Die Hauptpersonen des Romans:
     
    Roi Danton - Perry Rhodans Sohn wird Weltraumpirat.  
    Cebu Jandavari - Eine Friedensstifterin soll überlistet werden.  
    Martin Kinnor - Navigator der MONTEGO BAY.  
    Goosfor Larenga - Ein eigenartiger Arkonide.  
    Paylaczer - Ein skrupelloser Pariczaner  
    1.
     
    Taran Duschinski fluchte gepreßt, als die Zentrale der KANOPIS plötzlich vom Schrillen der Alarmsirenen erfüllt war. Er reagierte mit einer Verzögerung von wenigen Sekunden, denn dieser Alarm war der erste, den er erlebte. Der erste echte. Zwar wurden die Offiziere der Hanse-Schiffe auch für solche Fälle ausgebildet, aber theoretisches Wissen war nicht zu vergleichen mit praktischer Erfahrung.

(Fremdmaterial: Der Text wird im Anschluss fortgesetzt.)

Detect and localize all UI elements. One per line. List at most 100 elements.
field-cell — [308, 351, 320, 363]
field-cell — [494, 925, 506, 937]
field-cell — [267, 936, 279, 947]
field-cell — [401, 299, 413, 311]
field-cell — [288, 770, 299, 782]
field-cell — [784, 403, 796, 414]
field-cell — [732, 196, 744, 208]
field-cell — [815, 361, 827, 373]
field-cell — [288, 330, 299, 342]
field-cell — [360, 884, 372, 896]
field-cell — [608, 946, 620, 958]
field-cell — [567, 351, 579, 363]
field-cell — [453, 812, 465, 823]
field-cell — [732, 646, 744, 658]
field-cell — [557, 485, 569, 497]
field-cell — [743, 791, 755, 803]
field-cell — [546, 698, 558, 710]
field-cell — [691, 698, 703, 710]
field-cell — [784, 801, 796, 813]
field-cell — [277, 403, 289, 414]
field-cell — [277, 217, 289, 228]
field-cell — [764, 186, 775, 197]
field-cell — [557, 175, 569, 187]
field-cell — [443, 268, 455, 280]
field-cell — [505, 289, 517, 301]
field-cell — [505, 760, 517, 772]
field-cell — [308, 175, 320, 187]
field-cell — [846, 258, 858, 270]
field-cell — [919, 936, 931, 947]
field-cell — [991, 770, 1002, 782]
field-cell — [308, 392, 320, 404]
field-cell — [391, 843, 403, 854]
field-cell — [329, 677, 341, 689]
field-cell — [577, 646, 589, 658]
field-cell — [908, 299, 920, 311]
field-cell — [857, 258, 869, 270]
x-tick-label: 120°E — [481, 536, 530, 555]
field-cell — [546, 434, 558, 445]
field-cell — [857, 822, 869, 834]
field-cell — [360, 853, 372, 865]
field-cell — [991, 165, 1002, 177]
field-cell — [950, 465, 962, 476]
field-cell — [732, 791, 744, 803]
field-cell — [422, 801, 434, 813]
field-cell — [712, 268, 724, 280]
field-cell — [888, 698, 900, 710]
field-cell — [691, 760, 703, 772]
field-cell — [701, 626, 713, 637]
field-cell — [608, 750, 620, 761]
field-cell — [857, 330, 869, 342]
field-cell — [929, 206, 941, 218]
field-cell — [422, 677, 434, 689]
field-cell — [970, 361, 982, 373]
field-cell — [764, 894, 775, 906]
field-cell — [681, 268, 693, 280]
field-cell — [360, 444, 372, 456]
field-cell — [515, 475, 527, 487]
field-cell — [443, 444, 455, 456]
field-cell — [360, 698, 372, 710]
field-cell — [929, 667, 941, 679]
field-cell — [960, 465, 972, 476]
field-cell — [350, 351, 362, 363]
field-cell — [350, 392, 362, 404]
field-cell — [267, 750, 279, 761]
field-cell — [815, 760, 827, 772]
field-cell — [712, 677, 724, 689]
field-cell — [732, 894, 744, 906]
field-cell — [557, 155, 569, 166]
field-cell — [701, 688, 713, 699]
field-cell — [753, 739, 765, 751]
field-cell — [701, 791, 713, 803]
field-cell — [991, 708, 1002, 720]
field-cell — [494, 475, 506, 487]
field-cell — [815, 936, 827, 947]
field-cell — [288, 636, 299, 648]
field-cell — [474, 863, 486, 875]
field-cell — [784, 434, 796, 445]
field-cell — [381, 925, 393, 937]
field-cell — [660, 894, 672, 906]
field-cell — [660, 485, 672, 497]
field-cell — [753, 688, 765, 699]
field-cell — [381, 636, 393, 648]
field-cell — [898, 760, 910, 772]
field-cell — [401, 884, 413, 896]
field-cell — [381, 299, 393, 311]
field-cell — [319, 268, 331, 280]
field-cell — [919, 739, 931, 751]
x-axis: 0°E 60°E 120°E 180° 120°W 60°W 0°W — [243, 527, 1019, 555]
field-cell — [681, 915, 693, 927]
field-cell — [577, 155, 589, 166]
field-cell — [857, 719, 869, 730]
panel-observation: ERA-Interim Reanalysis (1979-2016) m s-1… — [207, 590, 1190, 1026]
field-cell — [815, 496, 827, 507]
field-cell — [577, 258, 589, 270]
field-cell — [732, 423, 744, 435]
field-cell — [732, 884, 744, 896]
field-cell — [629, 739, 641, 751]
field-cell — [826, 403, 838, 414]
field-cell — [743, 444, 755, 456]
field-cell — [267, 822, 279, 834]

    Die geringe Verzögerung genügte dem Gegner, der aus dem Ortungsschatten des Pulsars Ponos aufgetaucht war. Er feuerte einen Transformschuß vor den Bug des Handelsschiffs. Es handelte sich um ein Geschoß von verhältnismäßig kleinem Energiekaliber, und es explodierte weit genug vor der KANOPIS, um ihr keinen Schaden zuzufügen. Doch die Warnung war eindeutig.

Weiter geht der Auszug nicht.